Ligatures in Tesseract OCR Output
September 11, 2015 Leave a comment
Tesseract is an open source OCR engine. It has been open source since 2005, and development on the engine has been sponsored by Google since 2006. It is a command line tool, although there are separate projects that provide a GUI. More information about Tesseract can be found here.
The following advice is known to apply to Tesseract version 3.0.2, but likely also applies to later versions.
While using Tesseract, one curiousity that I noticed is that it frequently outputs ligatures such as “ﬁ” and “ﬂ” rather than individual letters (“f” followed by “i” and “f” followed by “l”. To a human reading the OCR output, this is no problem, as there is little difference to the naked eye between the ligatures and “normal” characters.
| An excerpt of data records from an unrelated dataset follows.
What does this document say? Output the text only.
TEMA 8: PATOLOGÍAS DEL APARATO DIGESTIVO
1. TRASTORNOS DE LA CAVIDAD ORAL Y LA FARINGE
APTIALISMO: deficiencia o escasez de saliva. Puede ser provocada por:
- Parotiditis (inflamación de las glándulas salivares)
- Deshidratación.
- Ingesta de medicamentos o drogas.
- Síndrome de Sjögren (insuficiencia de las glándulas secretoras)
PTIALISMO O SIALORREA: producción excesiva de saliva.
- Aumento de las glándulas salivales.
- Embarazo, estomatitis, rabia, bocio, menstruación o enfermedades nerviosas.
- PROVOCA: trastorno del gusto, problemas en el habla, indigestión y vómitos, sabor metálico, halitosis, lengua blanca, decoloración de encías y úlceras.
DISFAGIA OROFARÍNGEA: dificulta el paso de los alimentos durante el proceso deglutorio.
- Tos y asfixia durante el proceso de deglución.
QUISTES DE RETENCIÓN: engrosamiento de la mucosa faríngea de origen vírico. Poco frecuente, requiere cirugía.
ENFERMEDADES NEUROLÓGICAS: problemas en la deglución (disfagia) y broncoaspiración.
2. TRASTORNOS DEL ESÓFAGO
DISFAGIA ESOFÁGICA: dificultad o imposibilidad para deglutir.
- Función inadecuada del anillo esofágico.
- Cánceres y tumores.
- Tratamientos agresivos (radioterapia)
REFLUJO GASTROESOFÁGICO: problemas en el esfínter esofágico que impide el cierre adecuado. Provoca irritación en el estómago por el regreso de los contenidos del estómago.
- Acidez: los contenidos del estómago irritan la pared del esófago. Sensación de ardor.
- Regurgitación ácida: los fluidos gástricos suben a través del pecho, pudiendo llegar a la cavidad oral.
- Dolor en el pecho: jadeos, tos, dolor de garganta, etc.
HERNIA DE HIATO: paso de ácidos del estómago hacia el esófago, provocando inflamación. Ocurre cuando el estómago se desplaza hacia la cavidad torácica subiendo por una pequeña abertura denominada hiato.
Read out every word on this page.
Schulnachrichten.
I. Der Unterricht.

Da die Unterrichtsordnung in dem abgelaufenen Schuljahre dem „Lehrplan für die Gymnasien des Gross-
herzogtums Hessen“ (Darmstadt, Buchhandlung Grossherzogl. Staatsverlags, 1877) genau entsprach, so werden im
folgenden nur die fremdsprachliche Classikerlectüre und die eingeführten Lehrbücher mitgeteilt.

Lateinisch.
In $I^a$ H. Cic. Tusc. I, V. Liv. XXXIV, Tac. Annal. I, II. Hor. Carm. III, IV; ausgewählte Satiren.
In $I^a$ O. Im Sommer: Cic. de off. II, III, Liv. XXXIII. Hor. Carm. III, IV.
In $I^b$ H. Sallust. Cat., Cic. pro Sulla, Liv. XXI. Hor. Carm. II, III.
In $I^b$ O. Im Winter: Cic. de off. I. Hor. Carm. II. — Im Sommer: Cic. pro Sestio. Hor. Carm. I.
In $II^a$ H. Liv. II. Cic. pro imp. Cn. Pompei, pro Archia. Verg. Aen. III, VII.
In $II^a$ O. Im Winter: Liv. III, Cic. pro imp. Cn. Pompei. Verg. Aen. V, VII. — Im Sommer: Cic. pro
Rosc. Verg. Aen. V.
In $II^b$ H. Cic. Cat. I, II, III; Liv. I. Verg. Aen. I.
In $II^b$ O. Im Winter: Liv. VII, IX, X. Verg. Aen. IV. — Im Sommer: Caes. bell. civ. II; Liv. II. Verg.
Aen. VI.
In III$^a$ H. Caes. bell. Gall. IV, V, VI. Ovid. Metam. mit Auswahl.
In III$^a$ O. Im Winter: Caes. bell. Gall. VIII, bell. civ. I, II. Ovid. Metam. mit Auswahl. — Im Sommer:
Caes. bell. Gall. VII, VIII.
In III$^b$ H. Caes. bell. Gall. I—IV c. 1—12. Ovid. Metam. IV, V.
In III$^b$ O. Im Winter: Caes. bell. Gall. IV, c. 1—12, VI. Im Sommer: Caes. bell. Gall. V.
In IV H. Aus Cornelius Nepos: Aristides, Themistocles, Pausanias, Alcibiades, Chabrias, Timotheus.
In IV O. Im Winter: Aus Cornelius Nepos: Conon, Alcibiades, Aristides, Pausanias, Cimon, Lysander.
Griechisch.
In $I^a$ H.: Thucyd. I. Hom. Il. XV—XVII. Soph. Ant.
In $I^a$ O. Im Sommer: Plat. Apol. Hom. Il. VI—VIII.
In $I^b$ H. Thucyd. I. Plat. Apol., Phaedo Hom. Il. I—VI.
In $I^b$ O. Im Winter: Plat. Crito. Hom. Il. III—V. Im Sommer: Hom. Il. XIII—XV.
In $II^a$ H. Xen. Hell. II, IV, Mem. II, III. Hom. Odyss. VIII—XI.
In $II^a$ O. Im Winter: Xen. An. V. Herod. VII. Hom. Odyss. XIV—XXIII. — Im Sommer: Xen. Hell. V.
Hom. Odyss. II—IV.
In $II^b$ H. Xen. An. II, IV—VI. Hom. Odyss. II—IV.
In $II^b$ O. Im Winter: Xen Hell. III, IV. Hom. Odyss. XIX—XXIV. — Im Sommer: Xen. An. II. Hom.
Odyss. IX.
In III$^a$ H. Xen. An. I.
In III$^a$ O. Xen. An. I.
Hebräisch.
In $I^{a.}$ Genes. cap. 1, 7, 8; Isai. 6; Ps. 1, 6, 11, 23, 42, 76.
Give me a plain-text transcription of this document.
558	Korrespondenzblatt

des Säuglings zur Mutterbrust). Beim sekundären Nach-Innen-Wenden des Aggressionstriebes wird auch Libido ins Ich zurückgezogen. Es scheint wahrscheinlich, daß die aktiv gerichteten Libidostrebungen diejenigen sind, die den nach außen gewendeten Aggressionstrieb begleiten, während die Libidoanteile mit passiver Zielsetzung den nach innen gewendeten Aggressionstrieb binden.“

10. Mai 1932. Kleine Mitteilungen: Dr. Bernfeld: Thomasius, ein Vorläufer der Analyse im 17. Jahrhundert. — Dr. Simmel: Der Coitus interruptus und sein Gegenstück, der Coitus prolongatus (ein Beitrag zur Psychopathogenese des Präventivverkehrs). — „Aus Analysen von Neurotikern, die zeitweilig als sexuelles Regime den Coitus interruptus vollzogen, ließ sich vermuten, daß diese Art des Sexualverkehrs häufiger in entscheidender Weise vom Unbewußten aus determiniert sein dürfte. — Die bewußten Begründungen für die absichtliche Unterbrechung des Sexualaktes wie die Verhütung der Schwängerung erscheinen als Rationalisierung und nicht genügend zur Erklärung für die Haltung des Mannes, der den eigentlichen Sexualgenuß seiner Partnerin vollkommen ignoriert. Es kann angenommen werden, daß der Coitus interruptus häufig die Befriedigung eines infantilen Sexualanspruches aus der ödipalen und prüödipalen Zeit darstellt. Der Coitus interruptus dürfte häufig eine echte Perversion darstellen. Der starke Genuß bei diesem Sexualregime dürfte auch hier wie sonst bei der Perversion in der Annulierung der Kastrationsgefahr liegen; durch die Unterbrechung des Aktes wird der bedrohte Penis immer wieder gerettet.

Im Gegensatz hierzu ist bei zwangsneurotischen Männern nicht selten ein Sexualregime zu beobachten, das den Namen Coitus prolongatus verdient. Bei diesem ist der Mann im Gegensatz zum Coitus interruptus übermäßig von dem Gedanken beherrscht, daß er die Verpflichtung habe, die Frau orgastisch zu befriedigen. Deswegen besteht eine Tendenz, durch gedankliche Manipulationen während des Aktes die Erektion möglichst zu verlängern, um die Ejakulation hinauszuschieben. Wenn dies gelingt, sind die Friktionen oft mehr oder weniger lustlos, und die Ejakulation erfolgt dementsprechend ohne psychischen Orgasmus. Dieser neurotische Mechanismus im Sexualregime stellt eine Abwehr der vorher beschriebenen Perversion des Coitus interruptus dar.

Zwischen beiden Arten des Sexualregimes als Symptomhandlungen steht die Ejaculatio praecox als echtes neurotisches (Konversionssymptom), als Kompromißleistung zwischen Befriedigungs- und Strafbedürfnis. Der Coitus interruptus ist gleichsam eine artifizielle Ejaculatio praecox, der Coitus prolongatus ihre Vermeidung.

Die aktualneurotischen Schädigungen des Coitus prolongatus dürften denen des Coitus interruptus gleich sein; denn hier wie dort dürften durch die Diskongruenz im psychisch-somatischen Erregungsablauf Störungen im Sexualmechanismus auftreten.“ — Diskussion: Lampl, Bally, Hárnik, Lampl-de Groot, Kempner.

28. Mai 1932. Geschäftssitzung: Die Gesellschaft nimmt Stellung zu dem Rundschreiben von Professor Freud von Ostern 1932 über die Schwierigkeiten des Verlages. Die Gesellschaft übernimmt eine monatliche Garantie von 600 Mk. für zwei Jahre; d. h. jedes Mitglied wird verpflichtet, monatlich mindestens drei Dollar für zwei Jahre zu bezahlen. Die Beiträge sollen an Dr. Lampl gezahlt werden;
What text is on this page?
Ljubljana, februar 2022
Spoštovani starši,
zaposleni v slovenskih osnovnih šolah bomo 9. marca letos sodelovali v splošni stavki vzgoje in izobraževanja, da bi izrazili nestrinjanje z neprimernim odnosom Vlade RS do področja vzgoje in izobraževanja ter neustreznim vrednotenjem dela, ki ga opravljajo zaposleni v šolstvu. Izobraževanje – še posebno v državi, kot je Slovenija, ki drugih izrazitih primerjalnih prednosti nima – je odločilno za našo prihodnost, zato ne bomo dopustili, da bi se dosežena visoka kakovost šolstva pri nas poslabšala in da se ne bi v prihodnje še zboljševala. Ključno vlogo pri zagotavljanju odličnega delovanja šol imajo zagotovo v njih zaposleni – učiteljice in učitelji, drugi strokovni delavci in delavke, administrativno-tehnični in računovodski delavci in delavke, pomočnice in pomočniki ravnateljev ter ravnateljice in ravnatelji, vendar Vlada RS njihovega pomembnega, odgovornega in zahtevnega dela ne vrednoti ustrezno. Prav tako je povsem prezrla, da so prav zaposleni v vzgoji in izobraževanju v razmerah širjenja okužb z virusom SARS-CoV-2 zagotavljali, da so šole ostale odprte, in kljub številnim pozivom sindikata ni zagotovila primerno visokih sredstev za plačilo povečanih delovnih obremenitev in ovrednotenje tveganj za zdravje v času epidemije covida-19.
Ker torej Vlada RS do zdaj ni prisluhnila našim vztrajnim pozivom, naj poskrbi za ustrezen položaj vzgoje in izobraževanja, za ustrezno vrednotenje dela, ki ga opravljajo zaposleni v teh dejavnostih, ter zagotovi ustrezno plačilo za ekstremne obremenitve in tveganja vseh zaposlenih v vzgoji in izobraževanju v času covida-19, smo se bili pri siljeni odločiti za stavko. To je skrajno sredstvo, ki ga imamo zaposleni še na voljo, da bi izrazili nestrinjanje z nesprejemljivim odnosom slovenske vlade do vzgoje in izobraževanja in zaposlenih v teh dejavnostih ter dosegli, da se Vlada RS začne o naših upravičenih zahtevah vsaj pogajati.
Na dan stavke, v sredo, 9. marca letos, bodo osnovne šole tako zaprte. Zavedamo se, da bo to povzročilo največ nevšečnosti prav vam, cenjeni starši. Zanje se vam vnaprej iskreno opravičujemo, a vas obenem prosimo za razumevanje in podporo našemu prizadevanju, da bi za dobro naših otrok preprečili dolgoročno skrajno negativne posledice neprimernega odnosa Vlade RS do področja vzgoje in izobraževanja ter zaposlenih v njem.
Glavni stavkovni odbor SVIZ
However, any post-processing or machine validation of the output can be affected by the presence of the ligatures.
There are couple ways to eliminate the ligatures from the output. First, a directive can be added to the Tesseract configuration file. The configuration file is just a plain text file containing space-delimited key/value pairs for Tesseract config variables, each pair on separate line. So, to direct Tesseract to “blacklist”, or not use, specific ligatures, add something like the following to the configuration file:
ff LATIN SMALL LIGATURE FF
fi LATIN SMALL LIGATURE FI
fl LATIN SMALL LIGATURE FL
ffi LATIN SMALL LIGATURE FFI
ffl LATIN SMALL LIGATURE FFL
ſt LATIN SMALL LIGATURE LONG S T
st LATIN SMALL LIGATURE ST
Another way to remove ligatures from Tesseract output is simply to post-process the output (using whatever tool or programming language you prefer), replacing the ligatures with the appropriate characters. This may actually be the better approach. In my own tests, I obtained more accurate final outputs by post-processing the Tesseract output. This blog post also suggests that post-processing is the better approach.